Eine Volkspartei muss den Anspruch haben, den Bundeskanzler zu stellen – oder die Bundeskanzlerin. Davon ist die SPD weiter entfernt denn je, zumal sozialdemokratische Bundeskanzler in Deutschland nur gewählt werden, wenn die Zeiten nach Aufbruch sind.

Die SPD braucht Zeit

Angela Merkel verströmt einen solchen Aufbruch nicht, aber sie verbreitet ein ausreichend großes Gefühl an Gewissheit, dass es für eine Mehrheit stabil weitergeht. Schwer anzugreifen für die SPD. Die traditionsreiche deutsche Sozialdemokratie steckt in der tiefsten Krise ihrer Nachkriegsgeschichte. Sie muss raus aus ihrem Tief, das langsam chronisch wird.

Die Erneuerung der Partei, wieder raus ins Leben, hin zu den arbeitenden Menschen, die Öffnung auch für Nicht-Mitglieder, die SPD als Politikwerkstatt – das alles hat Gabriel schon versucht.
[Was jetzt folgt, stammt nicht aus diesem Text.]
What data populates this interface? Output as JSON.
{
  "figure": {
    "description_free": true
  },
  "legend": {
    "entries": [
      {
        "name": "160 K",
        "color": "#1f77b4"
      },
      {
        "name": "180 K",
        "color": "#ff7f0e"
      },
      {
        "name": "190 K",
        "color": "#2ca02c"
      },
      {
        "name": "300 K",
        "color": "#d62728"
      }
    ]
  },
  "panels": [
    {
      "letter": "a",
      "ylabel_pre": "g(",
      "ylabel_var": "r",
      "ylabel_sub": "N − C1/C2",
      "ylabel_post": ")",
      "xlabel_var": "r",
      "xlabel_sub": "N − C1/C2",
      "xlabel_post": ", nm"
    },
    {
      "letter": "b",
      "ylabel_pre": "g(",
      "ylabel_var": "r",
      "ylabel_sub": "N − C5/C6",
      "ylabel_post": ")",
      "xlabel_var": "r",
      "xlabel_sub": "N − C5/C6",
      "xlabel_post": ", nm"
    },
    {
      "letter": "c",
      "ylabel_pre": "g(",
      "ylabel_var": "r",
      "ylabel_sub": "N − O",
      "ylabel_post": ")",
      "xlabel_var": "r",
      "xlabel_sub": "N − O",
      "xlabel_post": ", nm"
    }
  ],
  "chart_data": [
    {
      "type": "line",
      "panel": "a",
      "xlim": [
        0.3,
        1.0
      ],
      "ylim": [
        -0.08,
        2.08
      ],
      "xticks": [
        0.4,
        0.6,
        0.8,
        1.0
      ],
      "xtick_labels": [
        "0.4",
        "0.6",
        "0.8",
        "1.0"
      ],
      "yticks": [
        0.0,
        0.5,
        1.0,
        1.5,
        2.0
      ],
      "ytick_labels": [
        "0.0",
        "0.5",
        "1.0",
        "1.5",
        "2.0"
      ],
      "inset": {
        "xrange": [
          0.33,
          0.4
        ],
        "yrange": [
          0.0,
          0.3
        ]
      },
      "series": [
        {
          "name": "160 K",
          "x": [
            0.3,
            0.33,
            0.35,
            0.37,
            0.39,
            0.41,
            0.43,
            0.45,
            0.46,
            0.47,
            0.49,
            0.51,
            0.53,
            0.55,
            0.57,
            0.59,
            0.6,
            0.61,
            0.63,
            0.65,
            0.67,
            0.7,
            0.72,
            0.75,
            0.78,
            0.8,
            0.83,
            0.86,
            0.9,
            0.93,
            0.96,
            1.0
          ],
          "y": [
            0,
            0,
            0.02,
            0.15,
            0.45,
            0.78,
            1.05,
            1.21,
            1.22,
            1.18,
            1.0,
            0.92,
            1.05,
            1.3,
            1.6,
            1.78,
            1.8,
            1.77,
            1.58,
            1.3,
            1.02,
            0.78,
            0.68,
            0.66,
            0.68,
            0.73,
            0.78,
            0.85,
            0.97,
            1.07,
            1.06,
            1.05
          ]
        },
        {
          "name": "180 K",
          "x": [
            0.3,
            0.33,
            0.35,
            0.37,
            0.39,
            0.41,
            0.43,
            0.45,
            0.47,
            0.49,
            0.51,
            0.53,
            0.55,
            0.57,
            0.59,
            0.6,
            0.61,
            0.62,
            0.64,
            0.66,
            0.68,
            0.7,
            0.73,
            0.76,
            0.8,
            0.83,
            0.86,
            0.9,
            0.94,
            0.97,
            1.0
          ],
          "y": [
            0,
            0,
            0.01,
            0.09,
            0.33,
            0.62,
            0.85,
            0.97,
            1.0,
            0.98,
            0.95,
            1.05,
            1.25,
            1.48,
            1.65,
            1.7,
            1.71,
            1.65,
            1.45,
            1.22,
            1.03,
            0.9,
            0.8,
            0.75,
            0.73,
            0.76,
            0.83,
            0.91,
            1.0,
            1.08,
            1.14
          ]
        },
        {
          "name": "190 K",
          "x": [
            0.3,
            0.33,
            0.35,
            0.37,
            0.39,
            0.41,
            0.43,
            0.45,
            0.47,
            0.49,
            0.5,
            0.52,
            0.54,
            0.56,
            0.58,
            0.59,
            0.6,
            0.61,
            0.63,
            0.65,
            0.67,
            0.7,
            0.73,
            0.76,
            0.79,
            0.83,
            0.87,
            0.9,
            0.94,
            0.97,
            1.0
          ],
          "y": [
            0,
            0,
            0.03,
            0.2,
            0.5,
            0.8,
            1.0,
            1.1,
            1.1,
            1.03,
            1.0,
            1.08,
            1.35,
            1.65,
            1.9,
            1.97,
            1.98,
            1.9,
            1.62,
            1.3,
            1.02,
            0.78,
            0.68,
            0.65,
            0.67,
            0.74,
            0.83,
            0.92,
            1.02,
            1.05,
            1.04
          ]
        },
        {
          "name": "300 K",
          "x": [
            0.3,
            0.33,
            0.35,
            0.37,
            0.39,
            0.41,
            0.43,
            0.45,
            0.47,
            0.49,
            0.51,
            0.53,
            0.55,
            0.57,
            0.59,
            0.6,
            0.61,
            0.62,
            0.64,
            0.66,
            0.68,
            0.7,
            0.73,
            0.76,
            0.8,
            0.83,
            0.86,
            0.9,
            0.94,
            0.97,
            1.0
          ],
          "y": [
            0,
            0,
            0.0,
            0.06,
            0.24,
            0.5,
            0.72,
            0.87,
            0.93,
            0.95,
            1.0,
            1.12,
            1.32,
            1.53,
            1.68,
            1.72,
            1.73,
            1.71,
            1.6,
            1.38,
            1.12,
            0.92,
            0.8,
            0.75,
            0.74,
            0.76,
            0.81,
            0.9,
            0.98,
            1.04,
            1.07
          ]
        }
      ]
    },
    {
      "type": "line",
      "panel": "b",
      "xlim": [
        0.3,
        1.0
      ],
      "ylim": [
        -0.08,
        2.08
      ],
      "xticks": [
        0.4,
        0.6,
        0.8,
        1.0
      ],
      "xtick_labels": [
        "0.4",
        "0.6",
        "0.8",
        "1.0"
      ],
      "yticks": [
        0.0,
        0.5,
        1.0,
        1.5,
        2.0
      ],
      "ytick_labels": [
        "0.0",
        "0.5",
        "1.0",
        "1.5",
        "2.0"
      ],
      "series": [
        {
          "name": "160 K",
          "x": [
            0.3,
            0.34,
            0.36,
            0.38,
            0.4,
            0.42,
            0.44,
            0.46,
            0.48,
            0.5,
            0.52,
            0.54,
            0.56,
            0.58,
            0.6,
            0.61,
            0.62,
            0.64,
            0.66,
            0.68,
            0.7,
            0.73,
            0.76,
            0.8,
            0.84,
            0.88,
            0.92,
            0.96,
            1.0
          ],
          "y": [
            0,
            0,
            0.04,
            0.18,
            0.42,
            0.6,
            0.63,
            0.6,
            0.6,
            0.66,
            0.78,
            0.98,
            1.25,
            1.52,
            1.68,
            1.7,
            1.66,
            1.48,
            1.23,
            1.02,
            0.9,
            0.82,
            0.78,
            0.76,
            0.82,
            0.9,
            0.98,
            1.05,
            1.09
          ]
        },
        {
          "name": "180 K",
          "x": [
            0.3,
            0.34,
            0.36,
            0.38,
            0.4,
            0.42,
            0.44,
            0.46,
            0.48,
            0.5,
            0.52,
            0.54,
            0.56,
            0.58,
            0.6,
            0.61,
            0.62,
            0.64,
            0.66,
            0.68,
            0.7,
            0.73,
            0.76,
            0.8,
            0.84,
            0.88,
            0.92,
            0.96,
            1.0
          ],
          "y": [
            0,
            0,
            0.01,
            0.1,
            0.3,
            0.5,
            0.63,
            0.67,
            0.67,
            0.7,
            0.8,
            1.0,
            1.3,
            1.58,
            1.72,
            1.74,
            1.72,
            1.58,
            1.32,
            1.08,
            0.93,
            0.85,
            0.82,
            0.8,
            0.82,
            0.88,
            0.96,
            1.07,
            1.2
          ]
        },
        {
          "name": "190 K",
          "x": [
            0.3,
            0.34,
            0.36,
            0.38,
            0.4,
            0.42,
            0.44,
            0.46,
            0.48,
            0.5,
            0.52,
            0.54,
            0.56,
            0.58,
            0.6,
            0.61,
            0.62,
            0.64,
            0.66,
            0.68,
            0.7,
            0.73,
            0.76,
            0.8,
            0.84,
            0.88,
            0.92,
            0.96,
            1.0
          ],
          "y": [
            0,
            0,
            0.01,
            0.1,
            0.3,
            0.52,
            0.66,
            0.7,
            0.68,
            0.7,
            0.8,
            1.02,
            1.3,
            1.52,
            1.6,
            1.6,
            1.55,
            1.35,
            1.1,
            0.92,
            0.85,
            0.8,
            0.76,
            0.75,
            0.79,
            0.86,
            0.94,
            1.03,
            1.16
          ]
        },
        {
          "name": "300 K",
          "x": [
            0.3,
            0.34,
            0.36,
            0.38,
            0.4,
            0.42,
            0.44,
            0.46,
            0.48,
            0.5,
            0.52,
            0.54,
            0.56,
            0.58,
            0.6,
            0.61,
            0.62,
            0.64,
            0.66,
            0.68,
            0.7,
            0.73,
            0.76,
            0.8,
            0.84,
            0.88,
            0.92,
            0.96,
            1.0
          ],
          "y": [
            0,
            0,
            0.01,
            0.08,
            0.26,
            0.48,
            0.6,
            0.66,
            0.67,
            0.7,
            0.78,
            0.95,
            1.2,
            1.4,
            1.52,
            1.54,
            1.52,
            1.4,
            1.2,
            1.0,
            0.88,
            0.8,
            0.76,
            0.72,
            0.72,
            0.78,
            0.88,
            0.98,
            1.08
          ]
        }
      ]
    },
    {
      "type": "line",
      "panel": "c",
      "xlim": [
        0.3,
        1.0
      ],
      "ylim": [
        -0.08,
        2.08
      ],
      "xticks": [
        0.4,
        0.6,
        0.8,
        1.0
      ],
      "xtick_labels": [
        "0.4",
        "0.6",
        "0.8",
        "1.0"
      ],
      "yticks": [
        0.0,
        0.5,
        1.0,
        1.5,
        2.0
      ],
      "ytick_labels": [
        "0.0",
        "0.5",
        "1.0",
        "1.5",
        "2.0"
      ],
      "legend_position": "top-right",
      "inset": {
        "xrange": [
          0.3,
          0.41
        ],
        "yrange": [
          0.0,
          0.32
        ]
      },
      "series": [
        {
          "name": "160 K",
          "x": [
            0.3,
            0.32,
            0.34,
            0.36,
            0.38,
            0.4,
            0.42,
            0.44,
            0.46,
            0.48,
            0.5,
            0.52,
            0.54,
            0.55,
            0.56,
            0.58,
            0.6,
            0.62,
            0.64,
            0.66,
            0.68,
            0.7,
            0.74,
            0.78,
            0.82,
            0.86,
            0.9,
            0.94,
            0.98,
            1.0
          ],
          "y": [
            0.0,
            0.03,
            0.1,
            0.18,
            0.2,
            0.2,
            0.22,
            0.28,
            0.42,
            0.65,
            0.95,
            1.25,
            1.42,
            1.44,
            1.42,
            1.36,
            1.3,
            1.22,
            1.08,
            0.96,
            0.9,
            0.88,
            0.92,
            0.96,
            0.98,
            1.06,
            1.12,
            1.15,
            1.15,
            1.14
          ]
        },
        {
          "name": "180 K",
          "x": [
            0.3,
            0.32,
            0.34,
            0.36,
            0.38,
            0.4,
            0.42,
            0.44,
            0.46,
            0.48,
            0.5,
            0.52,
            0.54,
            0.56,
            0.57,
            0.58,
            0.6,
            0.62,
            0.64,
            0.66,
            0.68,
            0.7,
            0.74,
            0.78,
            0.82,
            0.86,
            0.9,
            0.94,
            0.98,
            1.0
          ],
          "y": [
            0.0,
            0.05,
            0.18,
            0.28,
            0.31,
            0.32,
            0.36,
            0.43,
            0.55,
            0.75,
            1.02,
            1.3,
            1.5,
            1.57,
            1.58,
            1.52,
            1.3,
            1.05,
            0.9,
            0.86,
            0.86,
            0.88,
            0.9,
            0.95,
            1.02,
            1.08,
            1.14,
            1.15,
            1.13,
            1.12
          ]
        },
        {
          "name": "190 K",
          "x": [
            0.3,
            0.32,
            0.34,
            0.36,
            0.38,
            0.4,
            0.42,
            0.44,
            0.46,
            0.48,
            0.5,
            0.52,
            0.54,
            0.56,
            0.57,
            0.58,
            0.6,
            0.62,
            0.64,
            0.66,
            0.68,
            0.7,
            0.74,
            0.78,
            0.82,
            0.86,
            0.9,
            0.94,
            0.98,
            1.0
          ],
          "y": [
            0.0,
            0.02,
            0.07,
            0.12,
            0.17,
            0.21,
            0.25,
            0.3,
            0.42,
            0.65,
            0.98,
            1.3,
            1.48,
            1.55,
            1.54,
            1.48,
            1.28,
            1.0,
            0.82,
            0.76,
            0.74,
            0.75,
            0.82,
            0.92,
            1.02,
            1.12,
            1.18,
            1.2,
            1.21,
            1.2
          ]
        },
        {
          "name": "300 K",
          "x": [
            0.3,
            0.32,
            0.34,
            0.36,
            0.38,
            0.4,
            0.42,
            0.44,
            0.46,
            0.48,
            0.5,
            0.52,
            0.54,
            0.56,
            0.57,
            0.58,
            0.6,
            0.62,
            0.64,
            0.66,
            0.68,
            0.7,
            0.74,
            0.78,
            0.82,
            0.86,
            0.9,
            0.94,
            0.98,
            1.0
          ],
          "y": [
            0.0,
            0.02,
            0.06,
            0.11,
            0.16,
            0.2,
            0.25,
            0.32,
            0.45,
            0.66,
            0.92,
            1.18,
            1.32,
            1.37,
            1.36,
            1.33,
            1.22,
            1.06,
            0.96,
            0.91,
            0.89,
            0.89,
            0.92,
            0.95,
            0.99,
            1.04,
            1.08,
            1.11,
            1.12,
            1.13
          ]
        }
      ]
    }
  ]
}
Mit ausgebliebenem Erfolg.

Jetzt also macht sich der dramatisch gescheiterte Schulz daran, die SPD als Parteichef zu erneuern. Wenn die SPD es mit ihrer Erneuerung ernst meint, kann sie nicht darauf hoffen, dass Jamaika scheitert. Was sollte ihr Vorteil im Falle von Neuwahlen sein? Die SPD braucht Zeit, kann Schulz eine Phase des Übergangs lassen, aber der nächste Kanzlerkandidat wird nicht Schulz heißen – und möglicherweise weiblich sein.

Die SPD ist eine Volkspartei auf steinigem Weg. Tief, tiefer – Neustart. Freiheit, Gerechtigkeit und Solidarität sind gerade in Zeiten der Globalisierung keine Werte von gestern. Weil auch in der Berufspolitik Menschen agieren, fehlt der Partei einfach der richtige Kandidat oder die richtige Kandidatin, der oder die mitreißt und schon allein durch ihr Auftreten Erneuerung verspricht. Die Suche der SPD geht weiter.